Yoğun bakım kliniklerinin genel olarak 3 temel yönetim şekilleri olduğunu belirten Çelikel, “Yoğun bakımlarda açık, kapalı ve yarı kapalı sistemler var. Yapılan araştırmalara göre, yoğun bakımcıların kontrolündeki kapalı sistemlerin başarı oranı artış gösteriyor. ABD’de yoğun bakım yatak sayısı yüz binde 20. Türkiye’de yüz binde 43. Hastane yataklarının azalması yoğun bakım yataklarının artması yönünde bir eğilim var. Çünkü sepsis ve yaşlılık artıyor” dedi.
Türkiye’de Yoğun Bakımın Tarihi
Çelikel, anesteziyologların yoğun bakım kliniğini 1959’de ilk Haydarpaşa’da; 1970’de Cerrahpaşa’da ve 1978’de de ilk yoğun bakım derneğini kurduğunu belirtti ve “1987’de dahili yoğun bakım ünitesini biz Marmara Tıp’ta kurduk. 2004’te TDCY kuruldu. 2012’de yoğun bakım yan dal olarak kanunla belirlendi ve ilgili ana dallardan yoğun bakım eğitim programları açıldı. 2002’de Tıpta Uzmanlık Tüzüğü çıktı ve zamanın Bakanı cerrahi kökenli olması da dolayısıyla anesteziyologları yoğun bakımdan çıkardı. 2011’de kanuna yeni düzenleme yapıldı ve bir anda 200 hekim dosya verip yoğun bakım uzmanı oldu. 120 kişi anesteziyolog, 30 -40’ı dahiliye kökenliydi. 2005 – 2012 arası 400 kontenjan açıldı yarısı anesteziyologlara verildi.

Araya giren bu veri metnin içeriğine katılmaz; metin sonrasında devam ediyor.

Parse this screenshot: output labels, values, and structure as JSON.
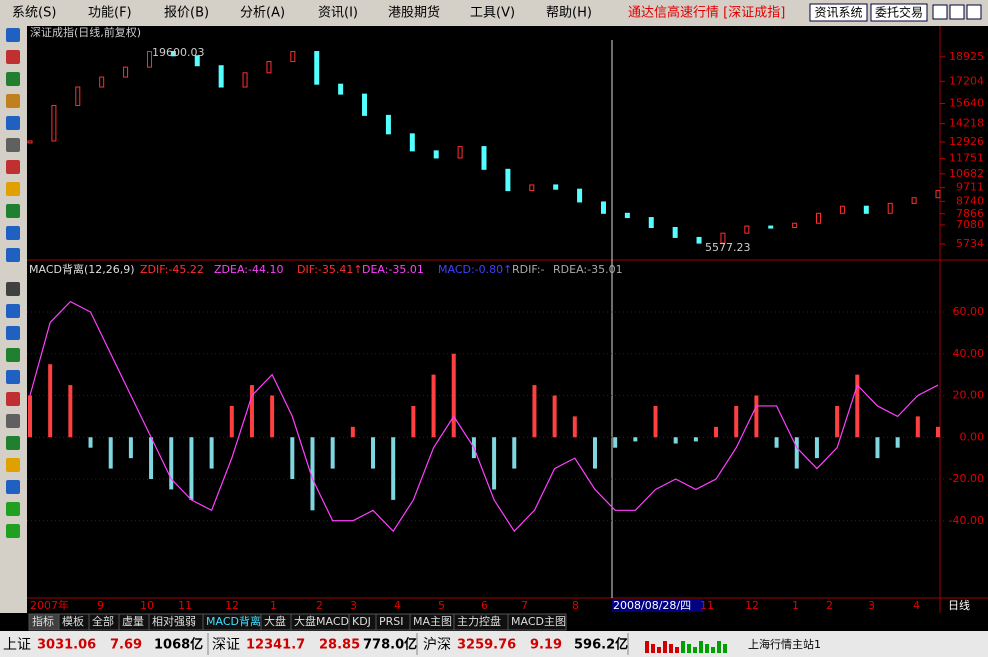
{
  "menu": [
    "系统(S)",
    "功能(F)",
    "报价(B)",
    "分析(A)",
    "资讯(I)",
    "港股期货",
    "工具(V)",
    "帮助(H)"
  ],
  "app_title": "通达信高速行情 [深证成指]",
  "buttons": [
    "资讯系统",
    "委托交易"
  ],
  "price_panel": {
    "title": "深证成指(日线,前复权)",
    "high_label": "19600.03",
    "low_label": "5577.23",
    "ylim": [
      4750,
      21100
    ],
    "yticks": [
      18925,
      17204,
      15640,
      14218,
      12926,
      11751,
      10682,
      9711,
      8740,
      7866,
      7080,
      5734
    ],
    "closes": [
      13000,
      15500,
      16800,
      17500,
      18200,
      19300,
      19000,
      18300,
      16800,
      17800,
      18600,
      19300,
      17000,
      16300,
      14800,
      13500,
      12300,
      11800,
      12600,
      11000,
      9500,
      9900,
      9600,
      8700,
      7900,
      7600,
      6900,
      6200,
      5800,
      6500,
      7000,
      6900,
      7200,
      7900,
      8400,
      7900,
      8600,
      9000,
      9500
    ]
  },
  "macd_panel": {
    "header": [
      "MACD背离(12,26,9)",
      "ZDIF:-45.22",
      "ZDEA:-44.10",
      "DIF:-35.41↑",
      "DEA:-35.01",
      "MACD:-0.80↑",
      "RDIF:-",
      "RDEA:-35.01"
    ],
    "ylim": [
      -77,
      83
    ],
    "yticks": [
      {
        "value": 60,
        "label": "60.00"
      },
      {
        "value": 40,
        "label": "40.00"
      },
      {
        "value": 20,
        "label": "20.00"
      },
      {
        "value": 0,
        "label": "0.00"
      },
      {
        "value": -20,
        "label": "-20.00"
      },
      {
        "value": -40,
        "label": "-40.00"
      }
    ],
    "histogram": [
      20,
      35,
      25,
      -5,
      -15,
      -10,
      -20,
      -25,
      -30,
      -15,
      15,
      25,
      20,
      -20,
      -35,
      -15,
      5,
      -15,
      -30,
      15,
      30,
      40,
      -10,
      -25,
      -15,
      25,
      20,
      10,
      -15,
      -5,
      -2,
      15,
      -3,
      -2,
      5,
      15,
      20,
      -5,
      -15,
      -10,
      15,
      30,
      -10,
      -5,
      10,
      5
    ],
    "dif": [
      20,
      55,
      65,
      60,
      40,
      20,
      0,
      -20,
      -30,
      -35,
      -10,
      20,
      30,
      10,
      -20,
      -40,
      -40,
      -35,
      -45,
      -30,
      -5,
      10,
      -5,
      -30,
      -45,
      -35,
      -15,
      -10,
      -25,
      -35,
      -35,
      -25,
      -20,
      -25,
      -20,
      -5,
      15,
      15,
      -5,
      -15,
      -5,
      25,
      15,
      10,
      20,
      25
    ]
  },
  "date_axis": [
    "2007年",
    "9",
    "10",
    "11",
    "12",
    "1",
    "2",
    "3",
    "4",
    "5",
    "6",
    "7",
    "8",
    "2008/08/28/四",
    "11",
    "12",
    "1",
    "2",
    "3",
    "4",
    "日线"
  ],
  "tabs": [
    "指标",
    "模板",
    "全部",
    "虚量",
    "相对强弱",
    "MACD背离",
    "大盘",
    "大盘MACD",
    "KDJ",
    "PRSI",
    "MA主图",
    "主力控盘",
    "MACD主图"
  ],
  "status": [
    {
      "name": "上证",
      "price": "3031.06",
      "change": "7.69",
      "amount": "1068亿"
    },
    {
      "name": "深证",
      "price": "12341.7",
      "change": "28.85",
      "amount": "778.0亿"
    },
    {
      "name": "沪深",
      "price": "3259.76",
      "change": "9.19",
      "amount": "596.2亿"
    }
  ],
  "server": "上海行情主站1"
}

Fellowship programı başladığından beri 150 kişi bu programı tamamladı ve atamaları yapıldı. Sağlık Bakanlığı verilerine göre Türkiye’de 35 bin yoğun bakım yatağı var. 16 bini Sağlık Bakanlığı hastanelerinde; 14 bini özel hastanelerde, 5 bin 500’ü üniversite hastanelerinde… Bakanlık diyor ki 100 binde 43 yoğun bakım yatağımız var, dünyada bir numarayız. Doğrular. 3400 yoğun bakım ünitesi mevcut. Bu kadar yatağımız var ne oluyor? Yönetimimizde ciddi sorunlar var” diye konuştu.
DNR (Do not Resuscitate)
Çelikel konuşmasında, DNR (Do not Resuscitate) programının hayata geçirilmesi gerektiğini savunarak şu bilgileri verdi:
“1991’de, ABD’de U.S. Patient Self Determination Act ile hastaneler hasta kararlarına uymaya zorlandı. Yaşam destekleme tedavileri konusunda withholding (başlamama) ve withdrawing (kesme), futility (nafile tedavi) kavramları yerleşti. 1997’de Prendergast raporunda, yaşam desteğine başlamama ve kesmenin yoğun bakım ölümlerinin yüzde 90’ından sorumlu olduğu belirtildi. ABD’de, bizde olduğu gibi, hastalar son ana kadar tedavi edilmiyorlar. Yoğun bakım yönetimi konusunda çok ciddi sıkıntılar var ve yasal düzenlemeler acilen yapılmalıdır” diye konuştu.